During the early days of the pandemic, the Union government had announced an emergency credit line guarantee scheme designed to help micro, small and medium enterprises in distress. This facility was meant to ease the cash flow woes of these units, helping them pay off their obligations and salaries to employees. MSMEs were provided credit facilities up to a maximum of 20 per cent of their outstanding debt. Subsequently, the government enhanced the scheme, expanding its scope in order to ensure greater fund flows into the economy. As per data, around Rs 2.8 lakh crore of loans have been disbursed under this scheme across one crore accounts. However, as reported in this paper, 16.4 per cent of these accounts have turned non-performing as borrowers have not been able to service their loans due to financial stress. These numbers suggest that even though the overall economy has surpassed its pre-Covid level, large parts of it continue to be mired in distress.
According to data furnished by the National Credit Guarantee Trustee Company, 16.22 lakh loans have turned bad. In value terms, this works out to Rs 11,893 crore. This implies that among the firms that availed the ECLGS facility, it is the relatively smaller firms that are under stress and have not been able to meet their obligations. Also, most of the loans that have turned bad were under the first tranche of the scheme. This is worrying as it points towards the possibility of more pain surfacing in the months ahead.

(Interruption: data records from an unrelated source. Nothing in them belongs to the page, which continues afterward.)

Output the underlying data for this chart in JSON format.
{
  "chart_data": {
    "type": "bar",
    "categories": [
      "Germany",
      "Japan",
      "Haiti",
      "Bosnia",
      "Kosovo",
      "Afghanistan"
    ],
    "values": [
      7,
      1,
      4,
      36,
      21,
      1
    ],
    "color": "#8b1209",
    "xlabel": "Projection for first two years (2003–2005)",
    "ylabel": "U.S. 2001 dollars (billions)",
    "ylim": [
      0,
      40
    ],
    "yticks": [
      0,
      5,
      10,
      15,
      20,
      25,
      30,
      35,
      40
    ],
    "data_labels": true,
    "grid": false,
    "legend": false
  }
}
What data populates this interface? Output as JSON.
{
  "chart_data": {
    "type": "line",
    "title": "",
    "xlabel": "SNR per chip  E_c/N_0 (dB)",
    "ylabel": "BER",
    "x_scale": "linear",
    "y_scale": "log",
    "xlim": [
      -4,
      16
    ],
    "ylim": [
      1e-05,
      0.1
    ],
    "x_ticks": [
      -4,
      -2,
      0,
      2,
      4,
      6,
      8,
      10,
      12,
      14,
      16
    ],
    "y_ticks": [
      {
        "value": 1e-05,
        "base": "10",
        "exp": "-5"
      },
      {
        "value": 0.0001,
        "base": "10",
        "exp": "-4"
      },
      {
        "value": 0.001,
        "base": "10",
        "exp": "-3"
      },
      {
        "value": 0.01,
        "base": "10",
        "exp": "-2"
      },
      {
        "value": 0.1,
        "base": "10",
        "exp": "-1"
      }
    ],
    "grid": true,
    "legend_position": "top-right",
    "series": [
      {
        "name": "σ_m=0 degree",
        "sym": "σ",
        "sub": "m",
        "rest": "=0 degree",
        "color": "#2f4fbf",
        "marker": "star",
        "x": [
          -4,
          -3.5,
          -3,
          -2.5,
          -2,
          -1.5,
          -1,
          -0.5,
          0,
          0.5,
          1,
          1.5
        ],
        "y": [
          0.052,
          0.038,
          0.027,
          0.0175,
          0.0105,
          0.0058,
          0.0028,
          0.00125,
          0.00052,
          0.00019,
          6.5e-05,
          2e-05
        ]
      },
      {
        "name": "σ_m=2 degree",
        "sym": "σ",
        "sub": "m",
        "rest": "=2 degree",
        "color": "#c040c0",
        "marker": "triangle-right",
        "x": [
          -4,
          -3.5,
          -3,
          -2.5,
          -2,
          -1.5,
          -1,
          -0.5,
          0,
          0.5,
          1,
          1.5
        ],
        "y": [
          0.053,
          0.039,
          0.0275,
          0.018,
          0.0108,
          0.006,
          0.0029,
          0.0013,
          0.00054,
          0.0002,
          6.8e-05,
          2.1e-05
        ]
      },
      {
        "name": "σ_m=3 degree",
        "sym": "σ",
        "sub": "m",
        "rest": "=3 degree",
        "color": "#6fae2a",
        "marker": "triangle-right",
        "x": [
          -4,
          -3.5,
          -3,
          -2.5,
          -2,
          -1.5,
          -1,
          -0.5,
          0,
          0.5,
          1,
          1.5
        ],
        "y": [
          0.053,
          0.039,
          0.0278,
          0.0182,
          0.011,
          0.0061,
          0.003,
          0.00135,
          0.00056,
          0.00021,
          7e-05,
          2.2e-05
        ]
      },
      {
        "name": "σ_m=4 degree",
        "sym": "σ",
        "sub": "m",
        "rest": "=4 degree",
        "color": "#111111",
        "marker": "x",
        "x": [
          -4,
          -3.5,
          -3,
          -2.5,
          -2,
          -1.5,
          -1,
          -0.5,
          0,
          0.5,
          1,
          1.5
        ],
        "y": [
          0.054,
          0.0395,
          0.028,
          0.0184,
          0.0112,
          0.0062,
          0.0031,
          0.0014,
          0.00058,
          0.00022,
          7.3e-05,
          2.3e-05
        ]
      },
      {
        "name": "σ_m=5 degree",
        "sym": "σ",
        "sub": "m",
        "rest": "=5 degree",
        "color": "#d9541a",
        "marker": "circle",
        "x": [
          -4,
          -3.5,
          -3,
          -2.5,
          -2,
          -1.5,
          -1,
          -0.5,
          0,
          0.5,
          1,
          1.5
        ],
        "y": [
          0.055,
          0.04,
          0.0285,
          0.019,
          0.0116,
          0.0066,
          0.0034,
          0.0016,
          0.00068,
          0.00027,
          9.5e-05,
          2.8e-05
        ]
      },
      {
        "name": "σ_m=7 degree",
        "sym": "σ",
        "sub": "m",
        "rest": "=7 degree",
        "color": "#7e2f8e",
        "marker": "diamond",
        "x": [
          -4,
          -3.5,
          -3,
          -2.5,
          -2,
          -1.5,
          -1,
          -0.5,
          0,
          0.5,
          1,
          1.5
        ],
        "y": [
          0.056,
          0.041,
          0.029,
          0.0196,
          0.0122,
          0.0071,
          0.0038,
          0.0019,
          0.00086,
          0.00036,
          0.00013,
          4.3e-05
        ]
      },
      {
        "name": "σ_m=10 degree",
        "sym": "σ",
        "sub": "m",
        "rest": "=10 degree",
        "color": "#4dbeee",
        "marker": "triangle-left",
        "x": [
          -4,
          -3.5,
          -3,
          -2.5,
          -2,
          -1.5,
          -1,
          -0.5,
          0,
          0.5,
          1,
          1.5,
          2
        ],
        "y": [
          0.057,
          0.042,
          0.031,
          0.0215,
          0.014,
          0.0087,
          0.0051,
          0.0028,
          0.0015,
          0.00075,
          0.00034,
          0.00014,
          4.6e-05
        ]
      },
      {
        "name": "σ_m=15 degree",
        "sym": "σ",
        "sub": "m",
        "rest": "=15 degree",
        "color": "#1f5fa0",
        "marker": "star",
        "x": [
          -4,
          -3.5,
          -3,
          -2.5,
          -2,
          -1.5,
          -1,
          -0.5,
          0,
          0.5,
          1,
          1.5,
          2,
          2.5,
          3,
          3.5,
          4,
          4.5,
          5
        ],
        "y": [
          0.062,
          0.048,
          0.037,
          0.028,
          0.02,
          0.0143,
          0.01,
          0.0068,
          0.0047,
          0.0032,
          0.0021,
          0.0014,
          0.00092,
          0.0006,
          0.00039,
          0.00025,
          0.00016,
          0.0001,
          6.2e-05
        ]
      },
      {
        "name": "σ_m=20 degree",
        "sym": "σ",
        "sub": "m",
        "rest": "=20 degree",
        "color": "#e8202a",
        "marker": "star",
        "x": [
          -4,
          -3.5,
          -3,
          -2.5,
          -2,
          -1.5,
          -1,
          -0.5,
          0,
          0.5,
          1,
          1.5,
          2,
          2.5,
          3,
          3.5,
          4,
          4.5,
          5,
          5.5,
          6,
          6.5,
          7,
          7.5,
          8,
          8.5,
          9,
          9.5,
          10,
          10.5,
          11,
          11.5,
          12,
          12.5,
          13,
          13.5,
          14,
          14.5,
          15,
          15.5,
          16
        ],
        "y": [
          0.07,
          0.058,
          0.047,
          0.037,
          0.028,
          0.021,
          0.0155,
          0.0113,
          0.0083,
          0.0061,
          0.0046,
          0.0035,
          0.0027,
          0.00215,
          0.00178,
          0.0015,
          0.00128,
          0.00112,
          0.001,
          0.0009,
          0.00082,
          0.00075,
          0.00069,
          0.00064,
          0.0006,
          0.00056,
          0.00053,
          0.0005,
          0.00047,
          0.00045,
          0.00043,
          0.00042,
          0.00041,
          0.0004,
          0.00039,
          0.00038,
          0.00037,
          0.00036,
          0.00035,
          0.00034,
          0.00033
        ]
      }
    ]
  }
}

While these numbers do provide some sense of the scale of financial stress among the MSMEs, it is important to draw a distinction — these are “formal” MSMEs with access to formal sources of finances. For the informal MSMEs, much larger in number, the financial stress is likely to have been greater as most of the measures announced by the government to help the MSMEs deal with the fallout of the pandemic, flowed through the formal monetary channels. Informal MSMEs with no access to formal sources of credit and such facilities are likely to have fared worse. Only those with sufficient reserves are likely to have been able to survive this turbulent period. Given that MSMEs, both formal and informal, employ a sizeable section of the labour force, their continuing financial stress points to the simmering distress in the labour market.